Mutational profiling (MaP) methods for RNA structure analysis are based on the ability of certain reverse transcriptase enzymes to read-through the sites of SHAPE/DMS modification under specific reaction conditions. Some of them (e.g. SuperScript II) can introduce deletions when encountering a SHAPE/DMS-modified residue. When performing reads mapping, the aligner often reports a single possible alignment of the deletion, although many equally-scoring alignments are possible.
To avoid counting of ambiguously aligned deletions, that can introduce noise in the measured structural signal, RF Count performs a deletion re-alignment step to detect and re-align/discard these ambiguously aligned deletions:

Ambiguous deletions

For more information, please refer to Smola et al., 2015 (PMID: 26426499).

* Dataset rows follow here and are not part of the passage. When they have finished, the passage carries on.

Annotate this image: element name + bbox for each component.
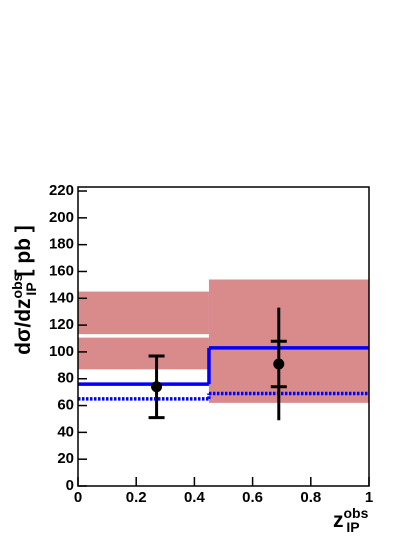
- y-tick-label: 0: [66, 477, 74, 494]
- y-tick-label: 220: [49, 182, 74, 199]
- x-tick-label: 0.2: [126, 489, 147, 506]
- y-tick-label: 40: [57, 423, 74, 440]
- y-tick-label: 80: [57, 370, 74, 387]
- data-point: [151, 381, 163, 393]
- y-tick-label: 160: [49, 262, 74, 279]
- x-tick-label: 0.6: [242, 489, 263, 506]
- y-tick-label: 120: [49, 316, 74, 333]
- y-tick-label: 100: [49, 343, 74, 360]
- y-label-sub: IP: [23, 282, 39, 295]
- data-point: [273, 358, 285, 370]
- x-label-sub: IP: [346, 519, 359, 535]
- x-label-sup: obs: [344, 505, 369, 521]
- x-tick-label: 0.4: [184, 489, 206, 506]
- x-label-main: z: [333, 509, 344, 532]
- y-label-sup: obs: [9, 273, 25, 298]
- y-label-unit: [ pb ]: [12, 225, 35, 282]
- x-axis-label: zobs IP: [333, 505, 369, 535]
- x-tick-label: 0: [74, 489, 82, 506]
- band: [78, 291, 209, 370]
- y-tick-label: 20: [57, 450, 74, 467]
- y-label-main: dσ/dz: [12, 298, 35, 354]
- y-tick-label: 140: [49, 289, 74, 306]
- x-tick-label: 0.8: [300, 489, 321, 506]
- frame: [77, 186, 370, 487]
- y-tick-label: 180: [49, 236, 74, 253]
- band: [208, 279, 369, 403]
- x-tick-label: 1: [365, 489, 373, 506]
- y-tick-label: 60: [57, 397, 74, 414]
- y-tick-label: 200: [49, 209, 74, 226]
- y-axis-label: dσ/dzobsIP [ pb ]: [9, 225, 39, 355]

Handling of mutations/indels

By giving a rapid look to the numerous parameters provided by RF Count, it appears immediately clear that different parameter combinations produce very different outcomes. Here follows a brief scheme aimed at illustrating the different behaviors of RF Count with different parameter combinations (dots correspond to sites of assigned mutations):

RF Count MaP handling

RC (RNA Count) format

RF Count produces a RC (RNA Count) file for each analyzed sample. RC files are proprietary binary files, that store transcript’s sequence, per-base RT-stop/mutation counts, per-base read coverage, and total number of mapped reads. These files can be indexed for fast random access.
Each entry in a RC file is structured as follows:

Field Description Type
len_transcript_id Length of the transcript ID (plus 1, including NULL) uint32_t
transcript_id Transcript ID (NULL terminated) char[len_transcript_id]
len_seq Length of sequence uint32_t
seq 4-bit encoded sequence: 'ACGTN' -> [0,4] (High nybble first) uint8_t[(len_seq+1)/2]
counts Transcript's per base RT-stops (or mutations) uint32_t[len_seq]
coverage Transcript's per base coverage uint32_t[len_seq]
nt Transcript's mapped reads unint64_t

RC files EOF stores the number of total mapped reads, and is structured as follows:

Field Description Type
n Total experiment mapped reads uint64_t
version RC file version uint16_t
marker EOF marker (\x5b\x65\x6f\x66\x72\x63\x5d) char[7]

The current RC standard's version is 1.
RCI (RC Index) files enable random access to transcript data within RC files.
The RCI index is structured as follows:

Field Description Type
len_transcript_id Length of the transcript ID (plus 1, including NULL) uint32_t
transcript_id Transcript ID (NULL terminated) char[len_transcript_id]
offset Offset of transcript in the RC file uint64_t

Information

All values are forced to be in little-endian byte-order.